| Veranstaltung: | LMV Hitzacker |
|---|---|
| Tagesordnungspunkt: | 10. Anträge |
| Antragsteller*in: | Cenk Yilmaz (KV Hameln-Pyrmont) |
| Status: | Eingereicht |
| Eingereicht: | 27.04.2026, 19:29 |
A4: Solidarität mit den Streikenden im öffentlichen Dienst!
Antragstext
Die GJ Niedersachsen steht konsequent solidarisch hinter den streikenden
Beschäftigten! Der Kampf nach besseren Arbeitsbedingungen im öffentlichen Dienst
muss von der Landesregierung unterstützt werden, sodass die Beschäftigten in den
Zeiten der Krise entlastet werden.
Wir kritisieren die fehlende Kompromissbereitschaft des Kommunalen
Arbeitgeberverbandes Niedersachsen (KAV Niedersachsen) in den
Tarifverhandlungen. Zwar ist der KAV den Gewerkschaften in mehreren Punkten
entgegengekommen und hat ein Gegenvorschlag vorgelegt, jedoch geht dieser unser
Erachtens nicht, und das gleicht sich mit der Einschätzung von ver.di, weit
genug, da er an den bisherigen Arbeitszeiten festhält.
Die GJ Niedersachsen weist den Vorwurf des KAVs zurück, dass die Ausübung des
hart erkämpften Streikrechts im Widerspruch zu den Interessen der
Arbeitnehmer*innen in Niedersachsen, die auf den ÖPNV angewiesen seien, stehen
würde. Ein jeder Kampf für bessere Arbeitsbedingungen, sei er im öffentlichen
Dienst oder in der Privatwirtschaft, setzt das wichtige Zeichen, dass die
Arbeiter*innen in der gesamten Bundesrepublik sich gegen die zunehmende
Ungerechtigkeit und ungleiche Vermögensverteilung wehren können und wollen.

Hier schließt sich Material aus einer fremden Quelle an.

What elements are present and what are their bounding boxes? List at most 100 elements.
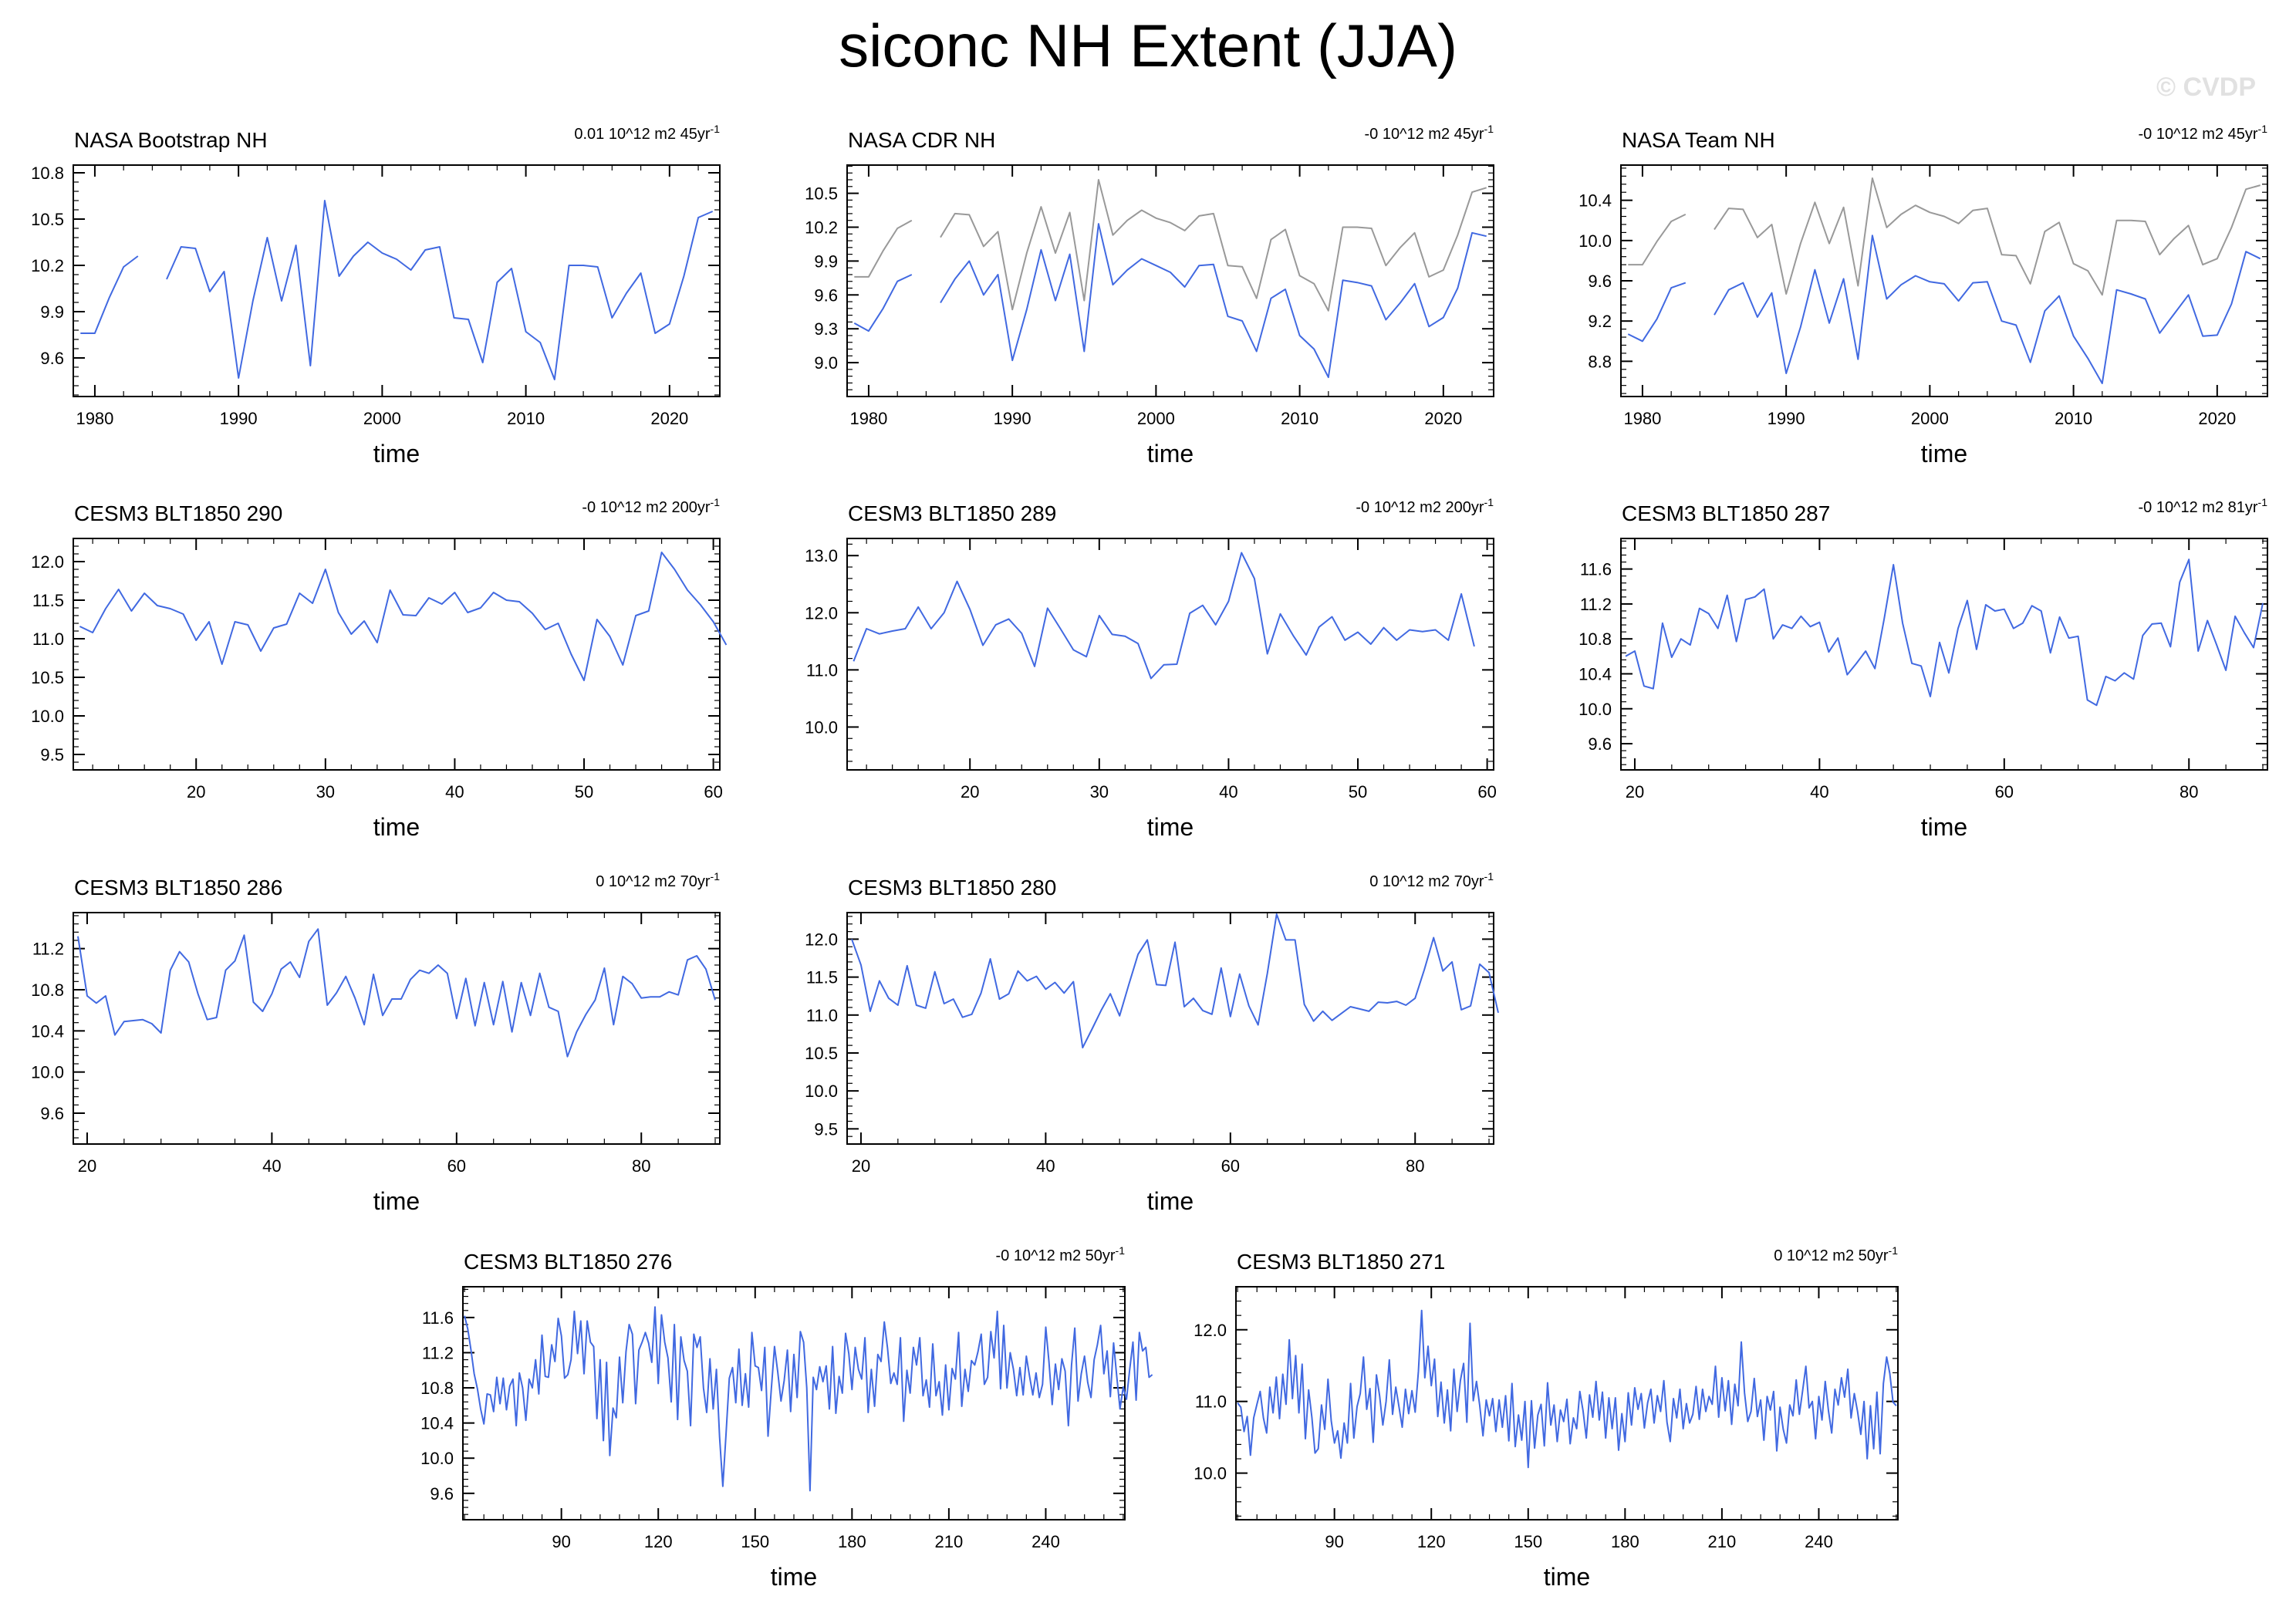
panel-2: NASA CDR NH -0 10^12 m2 45yr-1 time 9.0 9.3 9… bbox=[805, 123, 1494, 467]
series-line-extent bbox=[80, 200, 714, 380]
y-tick-label: 10.4 bbox=[1578, 664, 1612, 683]
trend-annotation: -0 10^12 m2 45yr-1 bbox=[1365, 123, 1494, 143]
y-tick-label: 11.5 bbox=[806, 968, 838, 987]
x-tick-label: 80 bbox=[1406, 1156, 1424, 1176]
x-tick-label: 2020 bbox=[1424, 409, 1462, 428]
y-tick-label: 12.0 bbox=[1194, 1321, 1227, 1340]
y-tick-label: 9.6 bbox=[40, 1104, 64, 1123]
plot-frame bbox=[1620, 538, 2268, 771]
x-tick-label: 90 bbox=[1325, 1532, 1343, 1551]
credit-watermark: © CVDP bbox=[2156, 73, 2256, 102]
y-tick-label: 10.0 bbox=[420, 1449, 454, 1468]
y-tick-label: 10.0 bbox=[805, 1082, 838, 1101]
panel-title: CESM3 BLT1850 290 bbox=[74, 501, 282, 525]
trend-annotation: -0 10^12 m2 200yr-1 bbox=[582, 496, 720, 516]
x-tick-label: 50 bbox=[575, 782, 593, 802]
series-line-extent bbox=[1237, 1309, 1897, 1469]
panel-1: NASA Bootstrap NH 0.01 10^12 m2 45yr-1 tim… bbox=[31, 123, 721, 467]
x-tick-label: 210 bbox=[1708, 1532, 1737, 1551]
x-tick-label: 40 bbox=[1219, 782, 1237, 802]
panel-3: NASA Team NH -0 10^12 m2 45yr-1 time 8.8 9.2… bbox=[1578, 123, 2268, 467]
x-tick-label: 2000 bbox=[1137, 409, 1175, 428]
x-tick-label: 20 bbox=[961, 782, 979, 802]
trend-annotation: 0 10^12 m2 50yr-1 bbox=[1774, 1244, 1898, 1264]
x-axis-label: time bbox=[373, 440, 420, 467]
plot-frame bbox=[846, 538, 1494, 771]
x-tick-label: 60 bbox=[1477, 782, 1496, 802]
x-tick-label: 210 bbox=[935, 1532, 964, 1551]
y-tick-label: 9.9 bbox=[40, 302, 64, 322]
plot-frame bbox=[462, 1286, 1126, 1520]
x-tick-label: 1980 bbox=[76, 409, 113, 428]
y-tick-label: 10.0 bbox=[31, 707, 64, 726]
y-tick-label: 10.0 bbox=[31, 1063, 64, 1082]
plot-frame bbox=[1620, 164, 2268, 397]
y-tick-label: 11.0 bbox=[806, 660, 838, 680]
x-tick-label: 150 bbox=[741, 1532, 769, 1551]
y-tick-label: 11.0 bbox=[806, 1006, 838, 1025]
x-tick-label: 2010 bbox=[2055, 409, 2092, 428]
x-tick-label: 2010 bbox=[507, 409, 545, 428]
series-line-extent bbox=[853, 552, 1475, 680]
plot-frame bbox=[846, 164, 1494, 397]
x-tick-label: 20 bbox=[852, 1156, 870, 1176]
x-tick-label: 180 bbox=[1611, 1532, 1639, 1551]
y-tick-label: 9.0 bbox=[814, 353, 838, 373]
y-tick-label: 10.0 bbox=[1578, 231, 1612, 251]
x-tick-label: 40 bbox=[445, 782, 464, 802]
y-tick-label: 10.8 bbox=[420, 1379, 454, 1398]
y-tick-label: 10.4 bbox=[31, 1021, 64, 1041]
y-tick-label: 11.0 bbox=[1195, 1392, 1227, 1412]
y-tick-label: 13.0 bbox=[805, 546, 838, 565]
panel-title: CESM3 BLT1850 276 bbox=[464, 1250, 672, 1274]
y-tick-label: 11.5 bbox=[32, 591, 64, 610]
y-tick-label: 10.4 bbox=[1578, 191, 1612, 211]
x-tick-label: 60 bbox=[1995, 782, 2014, 802]
x-tick-label: 40 bbox=[1036, 1156, 1055, 1176]
y-tick-label: 10.5 bbox=[31, 210, 64, 229]
y-tick-label: 11.2 bbox=[1580, 595, 1612, 614]
figure-title: siconc NH Extent (JJA) bbox=[839, 12, 1457, 79]
x-axis-label: time bbox=[373, 813, 420, 841]
x-tick-label: 60 bbox=[1221, 1156, 1240, 1176]
x-tick-label: 60 bbox=[447, 1156, 466, 1176]
x-tick-label: 50 bbox=[1349, 782, 1367, 802]
y-tick-label: 10.5 bbox=[31, 668, 64, 687]
x-tick-label: 20 bbox=[187, 782, 205, 802]
x-tick-label: 30 bbox=[316, 782, 335, 802]
panel-5: CESM3 BLT1850 289 -0 10^12 m2 200yr-1 time… bbox=[805, 496, 1497, 841]
series-line-extent bbox=[853, 223, 1487, 379]
x-tick-label: 2000 bbox=[1911, 409, 1949, 428]
x-axis-label: time bbox=[1921, 440, 1967, 467]
x-axis-label: time bbox=[771, 1563, 817, 1591]
plot-frame bbox=[846, 912, 1494, 1145]
y-tick-label: 11.6 bbox=[1580, 560, 1612, 579]
y-tick-label: 9.2 bbox=[1588, 312, 1612, 331]
x-tick-label: 30 bbox=[1090, 782, 1109, 802]
trend-annotation: 0 10^12 m2 70yr-1 bbox=[596, 870, 720, 890]
trend-annotation: -0 10^12 m2 50yr-1 bbox=[996, 1244, 1126, 1264]
x-tick-label: 1990 bbox=[220, 409, 258, 428]
trend-annotation: 0 10^12 m2 70yr-1 bbox=[1369, 870, 1494, 890]
y-tick-label: 8.8 bbox=[1588, 352, 1612, 371]
panel-title: CESM3 BLT1850 289 bbox=[848, 501, 1056, 525]
panel-4: CESM3 BLT1850 290 -0 10^12 m2 200yr-1 time… bbox=[31, 496, 728, 841]
y-tick-label: 11.6 bbox=[422, 1308, 454, 1328]
panel-9: CESM3 BLT1850 276 -0 10^12 m2 50yr-1 time 9… bbox=[420, 1244, 1153, 1591]
y-tick-label: 9.5 bbox=[40, 745, 64, 764]
x-axis-label: time bbox=[1921, 813, 1967, 841]
x-tick-label: 1980 bbox=[1623, 409, 1661, 428]
x-tick-label: 40 bbox=[262, 1156, 281, 1176]
trend-annotation: -0 10^12 m2 45yr-1 bbox=[2139, 123, 2268, 143]
x-tick-label: 240 bbox=[1805, 1532, 1833, 1551]
plot-frame bbox=[73, 912, 721, 1145]
y-tick-label: 10.8 bbox=[31, 164, 64, 183]
x-axis-label: time bbox=[1147, 1187, 1194, 1215]
y-tick-label: 11.2 bbox=[422, 1343, 454, 1362]
x-tick-label: 150 bbox=[1514, 1532, 1542, 1551]
trend-annotation: -0 10^12 m2 200yr-1 bbox=[1356, 496, 1494, 516]
panel-title: CESM3 BLT1850 286 bbox=[74, 876, 282, 899]
y-tick-label: 12.0 bbox=[31, 552, 64, 572]
series-line-extent bbox=[851, 913, 1499, 1049]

Entsprechend betrifft dieses Klassenbewusstsein und dessen praktische Ausführung
auf der Straße und in den Betrieben die gesamte Arbeiter*innenschaft und kann
daher nur in dessen Interesse sein.
Begründung
Die Beschäftigten im öffentlichen Personennahverkehr leisten einen unverzichtbaren Beitrag für das Funktionieren unserer Gesellschaft. Sie sichern täglich Mobilität, ermöglichen soziale Teilhabe und sind eine tragende Säule der öffentlichen Daseinsvorsorge. Dennoch stehen viele von ihnen unter zunehmendem Druck: Personalmangel, hohe Arbeitsbelastung, unattraktive Arbeitszeiten sowie eine Bezahlung, die oft nicht mit den gestiegenen Anforderungen Schritt hält.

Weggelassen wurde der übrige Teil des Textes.